The Crossing Quotes

Quotes

He'd had a dream and in the dream a messenger had come in off the plains from the south with something writ upon a ledgerscrap but he could not read it. He looked at the messenger but that face was obscured in shadow and featureless and he knew that the messenger was messenger alone and could tell him nothing of the news he bore

Narrator, Pages 83-84

A reoccurring concept throughout The Crossing is predestination: the belief that all men, no matter their actions, have already decided their fate. Here, in the dream, the messenger is a physical manifestation of that belief. In the dream, the messenger is predestined to reach Billy, but does not understand why. Billy is predestined to receive the news, but does not understand it or the messenger. The messenger's identity is hidden as the future/fate is hidden from men. The fate people receive is this “news”. Nobody can avoid the predestination of destiny. Not even in dreams.

She said that the revolution had killed off all the real men in the country and left only the tontos. She said moreover that fools beget their own kind and here was the proof of it and that as only foolish women would have aught todo with them their progeny were twice doomed.

Narrator, Page 86

The older woman's statement to Billy alludes to the “doomed” predestination of Mexico's fate. In The Crossing, Mexico is highly differentiated from the United States. It is a far crueler but more realistic land. Its current political instability was created by the conditions it was born from. The “progeny of fools” or failed sons of the revolution were always destined to rule it. All those who engage in such actions the older woman regards as “twice doomed”. It is just as, despite all his kindness, Billy is “twice doomed” much the same. He looses both his only major goal and brother through the book. He is another tonto or fool.

The horse had dark hooves with heavy hoof walls and the horse had in him enough grullo blood to make a mountain horse by both conformation and inclination and as the boy had grown up where the blood carries the shape of a hock or the breadth of a face it carries also an inner being of a certain design and no other and the wilder their life became the more he felt the horse subtly at war with itself. He didn't think the horse would quit him but he was sure the horse had thought about it.

Narrator, Page 136

The concept of “inner-nature” is a major theme throughout The Crossing. McCarthy argues that all things are predisposed to the “shape of their soul”. That being their simplest, primordial nature. The nature of their wild spirit. As Billy begins to leave society, his horse begins to return to its natural instincts. It desires to return to being wild just as Billy desires to return home. McCarthy sees both men and horses as similar in nature. Both creatures are domesticated, but both can easily collapse back into a state of natural savagery. An eternal state that persists in the blood of all creatures.

There is another who will hear what you never spoke. Stones themselves are made of air. What they have power to crush never lived. In the end we shall all of us be only what we have made of God. For nothing is real save his grace.

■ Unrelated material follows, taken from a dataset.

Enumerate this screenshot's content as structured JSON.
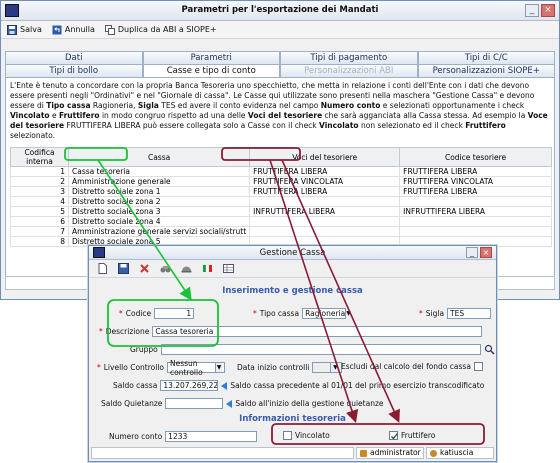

The Custodian (The man in the church), Page 158

A line delivered by the custodian in the collapsing church to Billy. The custodian's own story is meant to show the paradox of faith and its failure. Ultimately, the custodian agrees with predestination. Man's fate cannot be known; it is already decided, and only God knows one's destination. Man is purely preserved by this “grace” for it is impossible to understand God. The custodian's entire life has been a failure in an attempt to do so. Whereas the custodian sought for God, Billy now looks for Boyd. Both fates are predestined to end poorly in churchyards, but they will end. The only question is if Billy can be preserved unlike the wolf. The wolf that Billy originally desired to protect. All things are justified by that “grace” of which the man in the church speaks, even death.

Yes, it tells about him. It tells what it wishes to tell. It tells what makes the story run. The corrido the poor man's history. It does not owe its allegiance to the truths of history but to the truths of men. It tells the tale of that solitary man who is all men. It believes that where two men meet one of two things can occur and nothing else. In the one case a lie is born and in the other death.

Quijada (The Indian), Page 386

Quijada's moral to Billy carries heavy significance for The Crossing. Always interested in Biblical significance, McCarthy intends for this phrase to allude to the story of Adam and his sons Cain and Abel. Quijada infers that from the first man (or man's most basic nature) hatred and death existed. Adam (or the original man) was “the solitary man who is all men” as humanity descends from him. The two men who meet are his sons Cain and Abel which mirror Billy and Boyd in The Crossing. In both stories, one brother ends up dead while the other must carry the guilt. Either a lie justifies killing or death justifies itself. The dichotomy of murder which exists in all of humanity for all of history. A moral prerogative known quite well to Billy, Boyd, and Quijada throughout the novel.